Мальчики, ни слова не говоря, похватали ведра, и работа закипела. Через несколько минут они, потные и раскрасневшиеся, уже принимали  «душ» из ведра прямо возле бочек, а потом, поочередно вытирались вынесенным мамой  полотенцем. От емкостей,  доверху наполненных холодной водой, веяло свежестью.

 На окраине города возле озера Мойнаки раскинулся пустырь. Здесь проходили тренировки по футболу и волейболу. Кто-то из взрослых соорудил для ребят ворота, штангу, натянул волейбольную  сетку. Да и сами взрослые в свободное от работы время приходили сюда позаниматься спортом, погонять мяч.

 Игра началась с опозданием в десять минут. На полянке возле поля расположились болельщицы – девочки из десятых классов. Среди них была и Камилла. Вася встретился с ней глазами, кивнул. Матч начался.

 За игрой ребят  смотреть было одно удовольствие. Все парни  как на подбор: сильные, верткие, мускулистые. Но Вася выделялся среди всех своей спортивной статью. Он был высоким, загорелым, широкоплечим. Не случайно парень на всех соревнованиях занимал первые места, был отличным борцом, волейболистом, пловцом. Легко сдавал все нормы ГТО.   Да и все остальные его друзья -  мальчики и девочки - все, без исключения,  занимались в различных спортивных секциях и кружках. Многие из них, как и Василий,  посещали ОСВОХИМ, ОСВОД (общество спасения на воде).  Одноклассники относились к Василию с уважением.
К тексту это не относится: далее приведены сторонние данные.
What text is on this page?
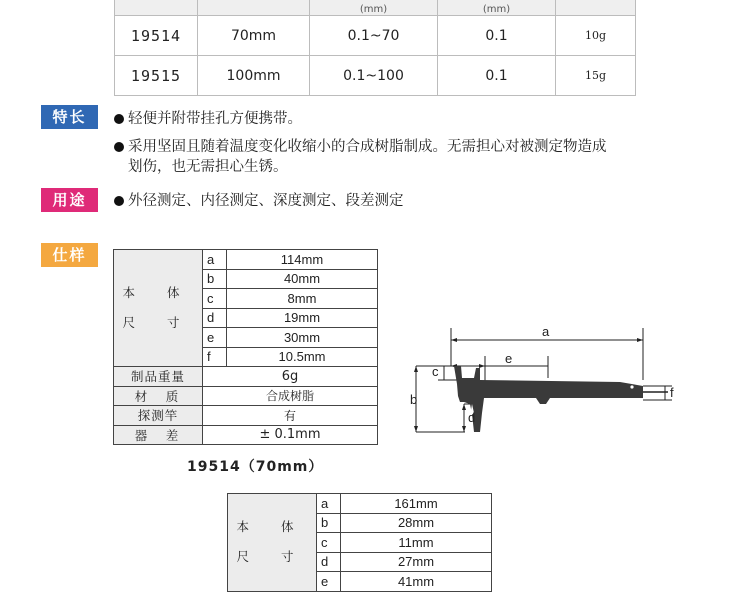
		(mm)	(mm)	
19514	70mm	0.1~70	0.1	10g
19515	100mm	0.1~100	0.1	15g
特长	轻便并附带挂孔方便携带。
采用坚固且随着温度变化收缩小的合成树脂制成。无需担心对被测定物造成
划伤，也无需担心生锈。
用途	外径测定、内径测定、深度测定、段差测定
仕样
本 体
尺 寸	a	114mm
	b	40mm
	c	8mm
	d	19mm
	e	30mm
	f	10.5mm
制品重量	6g	
材　质	合成树脂	
探测竿	有	
器　差	± 0.1mm	
19514（70mm）
本 体
尺 寸	a	161mm
	b	28mm
	c	11mm
	d	27mm
	e	41mm
a
e
b
c
d
f
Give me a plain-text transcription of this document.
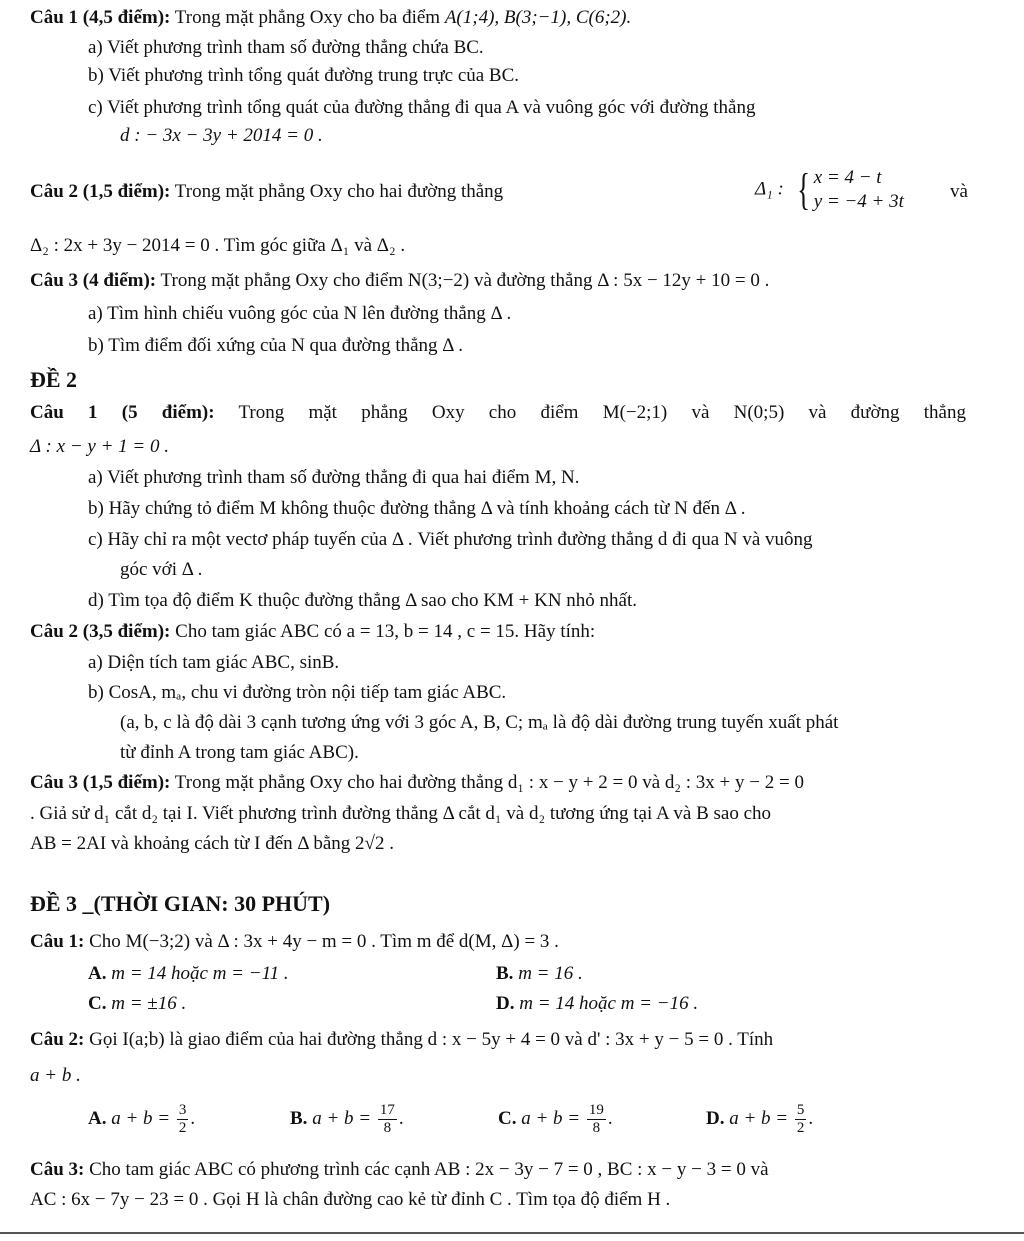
Câu 1 (4,5 điểm): Trong mặt phẳng Oxy cho ba điểm A(1;4), B(3;−1), C(6;2).
a) Viết phương trình tham số đường thẳng chứa BC.
b) Viết phương trình tổng quát đường trung trực của BC.
c) Viết phương trình tổng quát của đường thẳng đi qua A và vuông góc với đường thẳng
d : − 3x − 3y + 2014 = 0 .
Câu 2 (1,5 điểm): Trong mặt phẳng Oxy cho hai đường thẳng	Δ₁ : { x = 4 − t
y = −4 + 3t	và
Δ₂ : 2x + 3y − 2014 = 0 . Tìm góc giữa Δ₁ và Δ₂ .
Câu 3 (4 điểm): Trong mặt phẳng Oxy cho điểm N(3;−2) và đường thẳng Δ : 5x − 12y + 10 = 0 .
a) Tìm hình chiếu vuông góc của N lên đường thẳng Δ .
b) Tìm điểm đối xứng của N qua đường thẳng Δ .
ĐỀ 2
Câu 1 (5 điểm): Trong mặt phẳng Oxy cho điểm M(−2;1) và N(0;5) và đường thẳng
Δ : x − y + 1 = 0 .
a) Viết phương trình tham số đường thẳng đi qua hai điểm M, N.
b) Hãy chứng tỏ điểm M không thuộc đường thẳng Δ và tính khoảng cách từ N đến Δ .
c) Hãy chỉ ra một vectơ pháp tuyến của Δ . Viết phương trình đường thẳng d đi qua N và vuông
góc với Δ .
d) Tìm tọa độ điểm K thuộc đường thẳng Δ sao cho KM + KN nhỏ nhất.
Câu 2 (3,5 điểm): Cho tam giác ABC có a = 13, b = 14 , c = 15. Hãy tính:
a) Diện tích tam giác ABC, sinB.
b) CosA, mₐ, chu vi đường tròn nội tiếp tam giác ABC.
(a, b, c là độ dài 3 cạnh tương ứng với 3 góc A, B, C; mₐ là độ dài đường trung tuyến xuất phát
từ đỉnh A trong tam giác ABC).
Câu 3 (1,5 điểm): Trong mặt phẳng Oxy cho hai đường thẳng d₁ : x − y + 2 = 0 và d₂ : 3x + y − 2 = 0
. Giả sử d₁ cắt d₂ tại I. Viết phương trình đường thẳng Δ cắt d₁ và d₂ tương ứng tại A và B sao cho
AB = 2AI và khoảng cách từ I đến Δ bằng 2√2 .
ĐỀ 3 _(THỜI GIAN: 30 PHÚT)
Câu 1: Cho M(−3;2) và Δ : 3x + 4y − m = 0 . Tìm m để d(M, Δ) = 3 .
A. m = 14 hoặc m = −11 .	B. m = 16 .
C. m = ±16 .	D. m = 14 hoặc m = −16 .
Câu 2: Gọi I(a;b) là giao điểm của hai đường thẳng d : x − 5y + 4 = 0 và d' : 3x + y − 5 = 0 . Tính
a + b .
A. $a + b = \frac{3}{2}$ .	B. $a + b = \frac{17}{8}$ .	C. $a + b = \frac{19}{8}$ .	D. $a + b = \frac{5}{2}$ .
Câu 3: Cho tam giác ABC có phương trình các cạnh AB : 2x − 3y − 7 = 0 , BC : x − y − 3 = 0 và
AC : 6x − 7y − 23 = 0 . Gọi H là chân đường cao kẻ từ đỉnh C . Tìm tọa độ điểm H .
У девочек этот  большой, широкоплечий, но застенчивый  парень пользовался глубокой симпатией. С легкой руки Камиллы, назвавшей Василия однажды Васильком, все одноклассницы  стали  называть его так. Вася – Василек - звучало ласково, по-домашнему. Но Камилла умела это имя произносить как-то по-особому нежно, отчего Вася всегда краснел и опускал глаза. Плечистый, рослый, тренированный, парень готовил себя к поступлению в летное училище,  а там нужны сильные, здоровые,  физически крепкие парни. Но внезапная смерть отца нарушила все планы. С летным придется пока повременить. Надо помочь матери вырастить сестренку, отслужить в армии. А там – что будет. Но с мечтой Вася расставаться не хотел. Время покажет – решил он.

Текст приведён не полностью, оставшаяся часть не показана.